An overview of the predictive performances of the limited sampling strategies published using 37 different pharmacokinetic profiles recorded in our renal transplant recipients. The number of limited sampling strategies categorized into the percentage of AUC0–12 within a prediction error of <15% is plotted on the x-axis, the number of limited sampling strategies is plotted on the y-axis

Discussion

Our results confirm the results of several other studies [12, 1416, 18, 20, 22] that trough concentrations C0 and C12 have a lower predictive value for the complete 12-h AUC than almost all other studied LSS. The predictivity of LSS based on Bayesian estimation of the AUCactual was lower than the LSS based on regression analysis. Therefore a trough level and one or two time points in the early phase (≤4 h) post-dose seem not to be sufficient for a Bayesian estimation strategy to fit correctly most of the AUC0–12 and thus predict the complete AUC0–12 reliably. The differences in variability and shape between the curves of post-transplant recipients combined with just two or three sample points might have been caused by the large differences found between the AUCpred calculated according to the Bayesian estimation strategy and the complete AUCactual.

In contrast to most studies that describe LSS for tacrolimus in literature, we used an HPLC-MS/MS assay to determine the tacrolimus concentration. Because there seems to be a fixed difference of about 15% between the immunoassay and the HPLC-MS/MS, the prediction will change proportionally, and the predictivity of the LSS will be the same. Also potential interfering drug-drug interactions will have an equal influence on the different tacrolimus concentrations, which consequently has no effect on the predictivity of the different LSS.

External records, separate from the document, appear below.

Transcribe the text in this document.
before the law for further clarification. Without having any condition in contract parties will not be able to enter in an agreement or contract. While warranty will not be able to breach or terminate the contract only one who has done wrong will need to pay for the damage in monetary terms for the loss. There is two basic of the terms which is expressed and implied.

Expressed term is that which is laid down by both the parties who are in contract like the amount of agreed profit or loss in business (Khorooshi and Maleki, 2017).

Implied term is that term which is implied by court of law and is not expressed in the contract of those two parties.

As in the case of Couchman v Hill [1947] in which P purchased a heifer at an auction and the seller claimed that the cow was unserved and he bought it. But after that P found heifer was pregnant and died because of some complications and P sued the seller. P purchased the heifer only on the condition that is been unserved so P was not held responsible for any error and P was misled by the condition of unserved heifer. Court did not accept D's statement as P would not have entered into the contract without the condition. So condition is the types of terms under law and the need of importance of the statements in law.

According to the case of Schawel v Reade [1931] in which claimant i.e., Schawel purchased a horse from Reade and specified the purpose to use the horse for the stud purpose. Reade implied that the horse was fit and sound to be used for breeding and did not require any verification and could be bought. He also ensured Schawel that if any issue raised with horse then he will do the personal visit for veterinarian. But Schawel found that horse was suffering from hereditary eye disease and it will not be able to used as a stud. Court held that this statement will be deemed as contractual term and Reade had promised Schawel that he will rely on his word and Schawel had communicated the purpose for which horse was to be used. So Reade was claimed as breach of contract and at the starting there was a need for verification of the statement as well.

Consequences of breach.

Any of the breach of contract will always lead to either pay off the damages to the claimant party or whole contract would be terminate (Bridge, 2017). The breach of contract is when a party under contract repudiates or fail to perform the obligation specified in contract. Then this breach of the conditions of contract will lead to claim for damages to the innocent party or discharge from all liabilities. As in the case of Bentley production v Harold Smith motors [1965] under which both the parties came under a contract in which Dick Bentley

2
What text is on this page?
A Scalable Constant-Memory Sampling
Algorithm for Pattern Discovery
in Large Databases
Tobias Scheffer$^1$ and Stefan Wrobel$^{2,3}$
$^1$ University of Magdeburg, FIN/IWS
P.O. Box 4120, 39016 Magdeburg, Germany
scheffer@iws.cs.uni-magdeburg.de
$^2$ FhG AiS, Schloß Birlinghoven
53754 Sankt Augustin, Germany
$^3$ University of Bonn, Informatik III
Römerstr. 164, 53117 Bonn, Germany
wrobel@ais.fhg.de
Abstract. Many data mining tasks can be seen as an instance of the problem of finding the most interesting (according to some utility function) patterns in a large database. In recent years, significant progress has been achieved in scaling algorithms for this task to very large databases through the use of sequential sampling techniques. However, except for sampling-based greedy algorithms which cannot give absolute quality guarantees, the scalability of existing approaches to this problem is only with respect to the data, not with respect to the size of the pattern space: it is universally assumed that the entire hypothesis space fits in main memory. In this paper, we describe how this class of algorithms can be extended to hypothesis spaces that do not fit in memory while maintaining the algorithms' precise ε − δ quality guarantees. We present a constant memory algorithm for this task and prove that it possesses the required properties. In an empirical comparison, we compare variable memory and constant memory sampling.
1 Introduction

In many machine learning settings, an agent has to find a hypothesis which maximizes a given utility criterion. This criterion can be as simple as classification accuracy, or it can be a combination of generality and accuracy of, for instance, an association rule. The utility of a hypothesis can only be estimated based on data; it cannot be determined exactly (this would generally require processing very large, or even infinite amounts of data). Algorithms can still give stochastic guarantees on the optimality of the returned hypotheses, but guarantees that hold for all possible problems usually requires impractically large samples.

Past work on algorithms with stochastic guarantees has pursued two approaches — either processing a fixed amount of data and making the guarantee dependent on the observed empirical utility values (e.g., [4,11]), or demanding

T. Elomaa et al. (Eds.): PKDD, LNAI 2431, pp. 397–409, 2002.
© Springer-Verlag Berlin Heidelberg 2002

Ting et al. [23] recently suggested that LSS should only be applied on transplant patient populations that are comparable with the transplant patient population that was used to develop the LSS. However, the renal transplant patient group examined in the present study was not exactly comparable with the transplant patient populations in which the equations for the LSS were developed. For example Aumente Rubio et al. [20] and Ragette et al. [22] used heart and lung transplant recipients respectively to develop and validate their LSS. Despite the fact that the LSS were developed with the pharmacokinetic profiles of patients who underwent a different kind of transplantation, Eqs. (5), (24) and (26) were able to predict at least 90% of the AUC0–12 within an APE of 15%, which suggests that these LSS are more robust than expected by Ting et al. [23]. Even though LSS gave a better reflection of the tacrolimus exposure, they are currently not often applied by clinical transplant practioners, possibly for logistical and financial reasons.

In conclusion, after validating several LSS from the literature, the present study indicates that all but three LSS gave a better prediction of the complete AUC0–12 than the trough concentrations C0 or C12. Moreover, LSS could produce satisfactory predictions for AUC0–12 recorded in an independent renal transplant patient population, although further evaluation of their reliability is necessary.